In several presentations (e.g, 1, 2, 3) on cluster management, one of the scheduler's objectives is to reduce coordinated failures by distributing tasks of a single job across computing nodes that are less likely to fail together.

Why are correlated failures of tasks within a single job undesirable? If I understood correctly, all the tasks need to finish before the job is complete. So at first glance, it's better if task failures are limited to a small number of jobs, so that only those jobs experience the delay due to re-submission of failed tasks.

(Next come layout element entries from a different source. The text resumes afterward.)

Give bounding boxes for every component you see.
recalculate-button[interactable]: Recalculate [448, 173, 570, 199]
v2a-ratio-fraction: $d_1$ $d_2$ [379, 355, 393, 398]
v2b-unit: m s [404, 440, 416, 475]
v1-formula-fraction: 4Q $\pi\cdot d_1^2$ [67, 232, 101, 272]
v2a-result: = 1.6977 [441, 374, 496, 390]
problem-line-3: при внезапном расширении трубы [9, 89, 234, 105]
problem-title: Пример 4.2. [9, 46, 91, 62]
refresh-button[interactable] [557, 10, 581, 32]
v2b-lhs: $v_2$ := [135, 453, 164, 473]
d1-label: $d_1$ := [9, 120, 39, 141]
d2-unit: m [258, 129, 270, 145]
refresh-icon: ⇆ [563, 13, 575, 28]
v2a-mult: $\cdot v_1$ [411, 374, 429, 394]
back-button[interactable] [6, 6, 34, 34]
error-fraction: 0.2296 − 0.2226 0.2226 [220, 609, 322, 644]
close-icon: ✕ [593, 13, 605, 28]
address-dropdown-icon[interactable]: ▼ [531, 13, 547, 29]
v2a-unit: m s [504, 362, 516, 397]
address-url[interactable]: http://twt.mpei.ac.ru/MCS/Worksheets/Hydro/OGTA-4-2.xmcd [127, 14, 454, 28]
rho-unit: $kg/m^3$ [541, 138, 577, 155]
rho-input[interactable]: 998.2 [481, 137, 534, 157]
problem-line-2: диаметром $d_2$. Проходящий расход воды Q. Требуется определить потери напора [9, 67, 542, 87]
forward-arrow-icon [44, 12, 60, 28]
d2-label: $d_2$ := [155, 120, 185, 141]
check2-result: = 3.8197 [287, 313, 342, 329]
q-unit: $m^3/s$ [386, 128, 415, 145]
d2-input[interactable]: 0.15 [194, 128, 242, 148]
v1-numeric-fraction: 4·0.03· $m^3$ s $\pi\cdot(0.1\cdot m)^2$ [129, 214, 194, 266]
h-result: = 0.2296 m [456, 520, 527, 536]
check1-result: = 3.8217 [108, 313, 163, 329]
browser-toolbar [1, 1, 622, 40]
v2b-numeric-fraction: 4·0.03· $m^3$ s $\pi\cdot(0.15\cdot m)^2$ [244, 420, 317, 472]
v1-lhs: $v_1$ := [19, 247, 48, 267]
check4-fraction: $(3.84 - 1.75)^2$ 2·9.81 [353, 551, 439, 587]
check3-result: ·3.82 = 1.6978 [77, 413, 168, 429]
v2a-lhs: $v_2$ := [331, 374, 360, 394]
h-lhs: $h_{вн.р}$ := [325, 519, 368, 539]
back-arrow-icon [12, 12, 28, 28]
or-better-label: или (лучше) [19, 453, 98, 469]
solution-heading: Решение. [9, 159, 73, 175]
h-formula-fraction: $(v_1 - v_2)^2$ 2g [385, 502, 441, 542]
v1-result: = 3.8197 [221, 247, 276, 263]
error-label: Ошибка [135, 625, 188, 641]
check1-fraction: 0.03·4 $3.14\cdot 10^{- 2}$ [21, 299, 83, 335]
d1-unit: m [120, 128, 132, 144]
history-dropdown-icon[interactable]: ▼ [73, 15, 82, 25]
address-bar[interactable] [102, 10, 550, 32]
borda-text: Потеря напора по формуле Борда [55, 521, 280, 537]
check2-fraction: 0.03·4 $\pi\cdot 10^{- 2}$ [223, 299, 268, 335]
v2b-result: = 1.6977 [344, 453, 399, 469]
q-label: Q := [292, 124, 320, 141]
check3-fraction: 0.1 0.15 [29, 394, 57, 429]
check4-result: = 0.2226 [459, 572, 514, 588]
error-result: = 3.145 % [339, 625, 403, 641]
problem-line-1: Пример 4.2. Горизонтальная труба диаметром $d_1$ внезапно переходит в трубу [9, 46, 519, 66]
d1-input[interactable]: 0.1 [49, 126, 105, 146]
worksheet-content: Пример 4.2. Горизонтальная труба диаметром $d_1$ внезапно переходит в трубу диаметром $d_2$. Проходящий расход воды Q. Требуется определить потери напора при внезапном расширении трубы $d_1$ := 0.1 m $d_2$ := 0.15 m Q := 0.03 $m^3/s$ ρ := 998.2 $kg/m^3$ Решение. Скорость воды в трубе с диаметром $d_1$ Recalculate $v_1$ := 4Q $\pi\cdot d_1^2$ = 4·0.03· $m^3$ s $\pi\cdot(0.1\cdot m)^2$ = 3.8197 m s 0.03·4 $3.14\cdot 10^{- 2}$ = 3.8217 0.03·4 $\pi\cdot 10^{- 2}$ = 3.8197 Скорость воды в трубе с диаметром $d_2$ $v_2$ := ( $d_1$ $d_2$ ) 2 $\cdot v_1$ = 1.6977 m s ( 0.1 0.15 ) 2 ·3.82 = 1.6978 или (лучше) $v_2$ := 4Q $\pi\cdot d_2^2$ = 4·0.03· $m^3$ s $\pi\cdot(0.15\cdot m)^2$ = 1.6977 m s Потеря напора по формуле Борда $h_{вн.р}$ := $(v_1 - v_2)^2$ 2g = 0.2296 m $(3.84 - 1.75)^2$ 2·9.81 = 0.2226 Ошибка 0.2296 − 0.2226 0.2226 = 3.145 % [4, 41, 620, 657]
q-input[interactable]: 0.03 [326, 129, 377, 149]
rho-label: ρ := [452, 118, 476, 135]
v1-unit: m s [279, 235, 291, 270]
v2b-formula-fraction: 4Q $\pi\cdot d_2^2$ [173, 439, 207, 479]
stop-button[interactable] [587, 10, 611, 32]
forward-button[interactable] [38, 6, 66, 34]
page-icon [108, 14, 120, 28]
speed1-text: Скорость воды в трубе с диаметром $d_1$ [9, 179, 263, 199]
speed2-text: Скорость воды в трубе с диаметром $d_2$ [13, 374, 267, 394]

I would understand if all the tasks in a job were simply replicating the same work, but with hundreds of tasks per job that can't be the case (perhaps there are 3-4 identical tasks for fault tolerance purpose, and I do understand why it's important to reduce correlated failures for those groups of tasks).

max
  • 49,282
  • 56
  • 208
  • 355

1 Answers1

0

I figured out what I missed. I somehow thought of a job that splits work statically across a pre-determined set of tasks.

Actually, in the context of cluster management, work is split between tasks dynamically. So tasks are like workers: they announce their availability, say, to a load balancer, and then get dynamically assigned some parts of work.

With this clarification, everything is obvious.

If a task failed, the load balancer will simply re-allocate the corresponding work to other tasks with a slight deterioration in the job performance metric (time to completion in case of a batch job; latency in case of a service job). However, if too many tasks fail in a single job, the job performance will suffer too much. This is precisely why correlated failures are undesirable.

max
  • 49,282
  • 56
  • 208
  • 355